Of interest to the clinicians is that, while appearing minimally responsive to endogenous BNP, heart failure patients will effectively respond to exogenously administered BNP which is nesiritide drip.
In patients with cardiogenic pulmonary edema due to acute decompensated heart failure, plasma brain natriuretic peptide (BNP) measurements can guide the diagnosis, distinguishing this etiology of dyspnea from pulmonary causes.
Plasma BNP concentration is elevated in both asymptomatic and symptomatic heart failure (left ventricular dysfunction) and is useful for both diagnosis and prognosis.
BNP is a hormone abundantly found in the heart (especially the ventricles) but initially identified in the brain. It is released from myocardial cells in response to wall stress, volume expansion, and high filling pressures.
Physiologically, endogenously produced BNP targets the heart, blood vessels, and kidneys to reduce preload and afterload through vasodilatation, diuresis, and natriuresis (sodium excretion).
BNP also counters neurohormones such as endothelin, aldosterone, and angiotensin II. Murine studies further suggest that BNP may protect against the progressive cardiac fibrosis associated with chronic heart failure. In whole, BNP reduces the workload on the heart to improve cardiac performance.
A rapid BNP fluorescence immunoassay was approved in 2000 and can be rapidly performed in 10 to 15 minutes at the bedside. Patients with heart failure have significantly higher levels of plasma BNP than those with dyspnea due to other causes.

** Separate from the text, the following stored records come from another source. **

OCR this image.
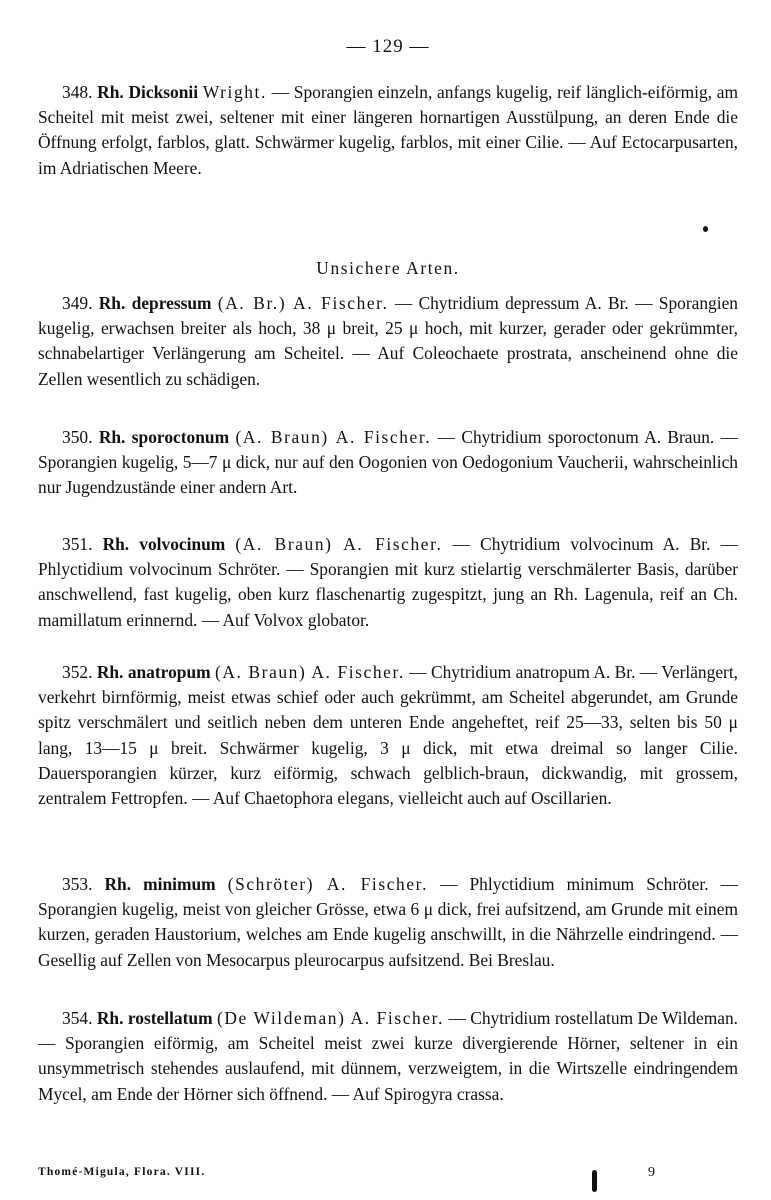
— 129 —
348. Rh. Dicksonii Wright. — Sporangien einzeln, anfangs kugelig, reif länglich-eiförmig, am Scheitel mit meist zwei, seltener mit einer längeren hornartigen Ausstülpung, an deren Ende die Öffnung erfolgt, farblos, glatt. Schwärmer kugelig, farblos, mit einer Cilie. — Auf Ectocarpusarten, im Adriatischen Meere.
Unsichere Arten.
349. Rh. depressum (A. Br.) A. Fischer. — Chytridium depressum A. Br. — Sporangien kugelig, erwachsen breiter als hoch, 38 μ breit, 25 μ hoch, mit kurzer, gerader oder gekrümmter, schnabelartiger Verlängerung am Scheitel. — Auf Coleochaete prostrata, anscheinend ohne die Zellen wesentlich zu schädigen.
350. Rh. sporoctonum (A. Braun) A. Fischer. — Chytridium sporoctonum A. Braun. — Sporangien kugelig, 5—7 μ dick, nur auf den Oogonien von Oedogonium Vaucherii, wahrscheinlich nur Jugendzustände einer andern Art.
351. Rh. volvocinum (A. Braun) A. Fischer. — Chytridium volvocinum A. Br. — Phlyctidium volvocinum Schröter. — Sporangien mit kurz stielartig verschmälerter Basis, darüber anschwellend, fast kugelig, oben kurz flaschenartig zugespitzt, jung an Rh. Lagenula, reif an Ch. mamillatum erinnernd. — Auf Volvox globator.
352. Rh. anatropum (A. Braun) A. Fischer. — Chytridium anatropum A. Br. — Verlängert, verkehrt birnförmig, meist etwas schief oder auch gekrümmt, am Scheitel abgerundet, am Grunde spitz verschmälert und seitlich neben dem unteren Ende angeheftet, reif 25—33, selten bis 50 μ lang, 13—15 μ breit. Schwärmer kugelig, 3 μ dick, mit etwa dreimal so langer Cilie. Dauersporangien kürzer, kurz eiförmig, schwach gelblich-braun, dickwandig, mit grossem, zentralem Fettropfen. — Auf Chaetophora elegans, vielleicht auch auf Oscillarien.
353. Rh. minimum (Schröter) A. Fischer. — Phlyctidium minimum Schröter. — Sporangien kugelig, meist von gleicher Grösse, etwa 6 μ dick, frei aufsitzend, am Grunde mit einem kurzen, geraden Haustorium, welches am Ende kugelig anschwillt, in die Nährzelle eindringend. — Gesellig auf Zellen von Mesocarpus pleurocarpus aufsitzend. Bei Breslau.
354. Rh. rostellatum (De Wildeman) A. Fischer. — Chytridium rostellatum De Wildeman. — Sporangien eiförmig, am Scheitel meist zwei kurze divergierende Hörner, seltener in ein unsymmetrisch stehendes auslaufend, mit dünnem, verzweigtem, in die Wirtszelle eindringendem Mycel, am Ende der Hörner sich öffnend. — Auf Spirogyra crassa.
Thomé-Migula, Flora. VIII.	9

Remarkably, plasma BNP is more accurate for predicting heart failure than classic parameters such as rales, cardiomegaly, or the National Health and Nutrition Examination Survey (NHANES) or Framingham criteria. BNP also correlates with the New York Heart Association functional class.

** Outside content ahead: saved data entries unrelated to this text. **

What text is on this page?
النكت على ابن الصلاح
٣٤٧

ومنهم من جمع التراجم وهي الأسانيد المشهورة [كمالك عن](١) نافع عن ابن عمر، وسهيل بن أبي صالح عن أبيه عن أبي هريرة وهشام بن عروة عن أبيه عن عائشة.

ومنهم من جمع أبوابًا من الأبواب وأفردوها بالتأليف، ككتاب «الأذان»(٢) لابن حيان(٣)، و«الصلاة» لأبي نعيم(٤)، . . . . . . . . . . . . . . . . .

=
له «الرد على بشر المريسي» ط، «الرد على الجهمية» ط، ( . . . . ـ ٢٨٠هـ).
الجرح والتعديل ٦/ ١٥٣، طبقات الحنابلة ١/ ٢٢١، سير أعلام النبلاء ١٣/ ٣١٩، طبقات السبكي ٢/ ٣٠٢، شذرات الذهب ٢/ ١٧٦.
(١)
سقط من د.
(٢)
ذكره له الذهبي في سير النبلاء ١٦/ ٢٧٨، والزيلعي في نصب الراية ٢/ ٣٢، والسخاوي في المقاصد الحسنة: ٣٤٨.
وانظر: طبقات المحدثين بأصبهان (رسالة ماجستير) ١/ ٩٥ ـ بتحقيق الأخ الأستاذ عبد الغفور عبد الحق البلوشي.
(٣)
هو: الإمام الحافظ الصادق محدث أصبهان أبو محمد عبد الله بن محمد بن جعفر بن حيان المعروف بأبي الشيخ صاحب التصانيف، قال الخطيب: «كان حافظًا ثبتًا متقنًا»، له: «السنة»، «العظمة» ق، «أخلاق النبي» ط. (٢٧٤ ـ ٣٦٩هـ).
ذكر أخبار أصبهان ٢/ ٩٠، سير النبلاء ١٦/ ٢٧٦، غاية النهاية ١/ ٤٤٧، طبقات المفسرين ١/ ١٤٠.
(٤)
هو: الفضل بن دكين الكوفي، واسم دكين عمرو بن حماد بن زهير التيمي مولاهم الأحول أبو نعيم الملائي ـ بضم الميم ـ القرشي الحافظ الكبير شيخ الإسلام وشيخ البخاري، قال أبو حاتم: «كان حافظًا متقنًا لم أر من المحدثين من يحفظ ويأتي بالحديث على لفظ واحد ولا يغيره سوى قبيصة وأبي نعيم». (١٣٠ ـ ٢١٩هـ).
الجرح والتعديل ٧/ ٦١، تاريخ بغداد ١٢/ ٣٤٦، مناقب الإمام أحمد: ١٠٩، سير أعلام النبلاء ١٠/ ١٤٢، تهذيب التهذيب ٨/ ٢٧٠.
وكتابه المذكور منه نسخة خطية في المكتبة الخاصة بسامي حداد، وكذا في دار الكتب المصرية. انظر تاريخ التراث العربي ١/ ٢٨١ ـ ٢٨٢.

A value >100 pg/mL makes the diagnosis of heart failure with a sensitivity of 90%, specificity of 76%, and a predictive value of 83%. Conversely, low BNP has a strong negative predictive value to rule out heart failure. The rapid assay costs approximately $20 per test.

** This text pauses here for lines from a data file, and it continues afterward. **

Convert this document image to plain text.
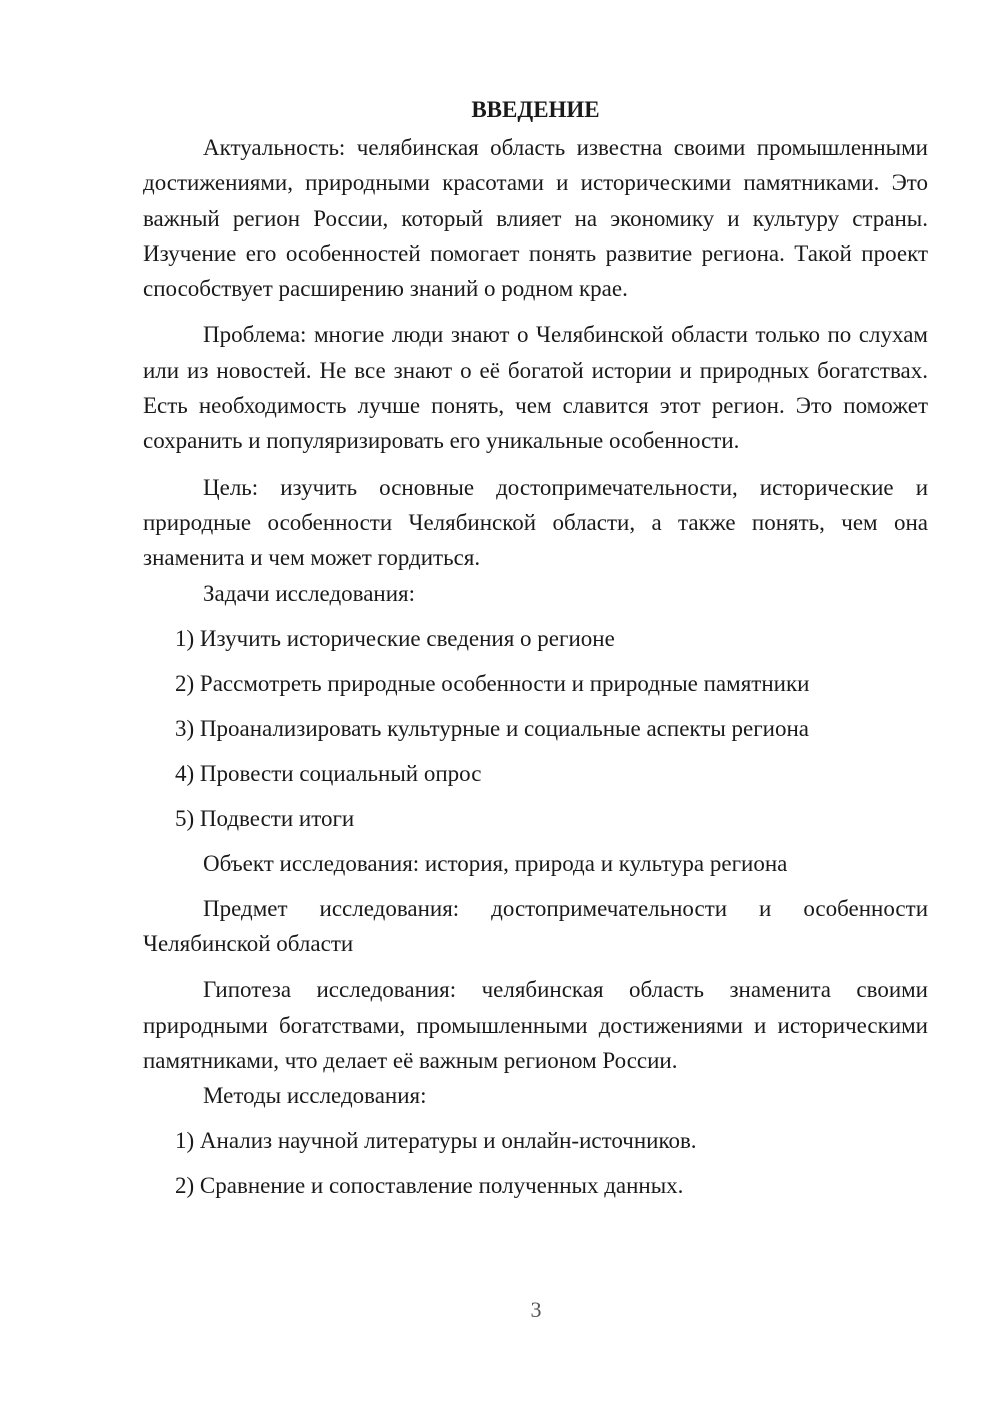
ВВЕДЕНИЕ

Актуальность: челябинская область известна своими промышленными достижениями, природными красотами и историческими памятниками. Это важный регион России, который влияет на экономику и культуру страны. Изучение его особенностей помогает понять развитие региона. Такой проект способствует расширению знаний о родном крае.

Проблема: многие люди знают о Челябинской области только по слухам или из новостей. Не все знают о её богатой истории и природных богатствах. Есть необходимость лучше понять, чем славится этот регион. Это поможет сохранить и популяризировать его уникальные особенности.

Цель: изучить основные достопримечательности, исторические и природные особенности Челябинской области, а также понять, чем она знаменита и чем может гордиться.

Задачи исследования:

1) Изучить исторические сведения о регионе

2) Рассмотреть природные особенности и природные памятники

3) Проанализировать культурные и социальные аспекты региона

4) Провести социальный опрос

5) Подвести итоги

Объект исследования: история, природа и культура региона

Предмет исследования: достопримечательности и особенности Челябинской области

Гипотеза исследования: челябинская область знаменита своими природными богатствами, промышленными достижениями и историческими памятниками, что делает её важным регионом России.

Методы исследования:

1) Анализ научной литературы и онлайн-источников.

2) Сравнение и сопоставление полученных данных.

3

Despite having elevated levels of cardioprotective BNP, patients with heart failure are generally paradoxically vasoconstricted and sodium avid.
Nesiritide is a recombinant form of human B-type natriuretic peptide (hBNP), approved in 2001 for the intravenous (IV) treatment of patients with acutely decompensated congestive heart failure.
Nesiritide drip is given as an initial IV bolus of 2 mcg/kg, followed by a continuous infusion at 0.01 mcg/kg/min. The dose may be increased to a maximum rate of 0.03 mcg/kg/min.
There is no dose adjustment for renal insufficiency. Nesiritide drip promotes sodium excretion, reduced cardiac filling pressures (reduced pulmonary capillary wedge pressures), and improved cardiac indices and clinical status (e.g., dyspnea, fatigue) in patients with heart failure.
These positive hemodynamic effects are seen within the first hour of administration and are maintained throughout the infusion period and up to 6 to 24 hours after discontinuation.
The most common side effect of nesiritide drip is dose-related hypotension, which may be enhanced when given with other vasodilators, such as angiotensin-converting enzyme (ACE) inhibitors.
While nesiritide drip appears fairly safe and is well tolerated, there are data that have prompted questions about its effects on renal function and survival. For example, one analysis suggested that patients treated with nesiritide drip may have been more likely to develop progressive renal insufficiency, although this may be due to hypoperfusion rather than direct renal toxicity.
Another retrospective analysis suggested a trend (nonsignificant) toward a higher 30-day mortality in patients treated with nesiritide drip.
In summary, nesiritide drip is an effective therapy for patients hospitalized with acute decompensated heart failure, especially those requiring inotropic support.
It may be particularly useful in heart failure patients with tachycardia or arrhythmias, which would otherwise limit the use of traditional agents such as dopamine or dobutamine. nesiritide drip may be used in combination with other heart failure medications (e.g., diuretics, ACE inhibitors, dopamine, dobutamine, or milrinone) when tolerated.
Close monitoring of hemodynamics, urine output, and renal function is essential.
Colucci WS, Elkayam U, Horton DP, et al. Intravenous nesiritide, a natriuretic peptide, in the treatment of decompensated congestive heart failure. Nesiritide Study Group. N Engl J Med 2000;343:246.
Mills RM, Hobbs RE. How to use nesiritide in treating decompensated heart failure. Clev Clin J Med 2002;69:252.
Nesiritide for decompensated congestive heart failure. Med Lett Drugs Ther 2001;43:100.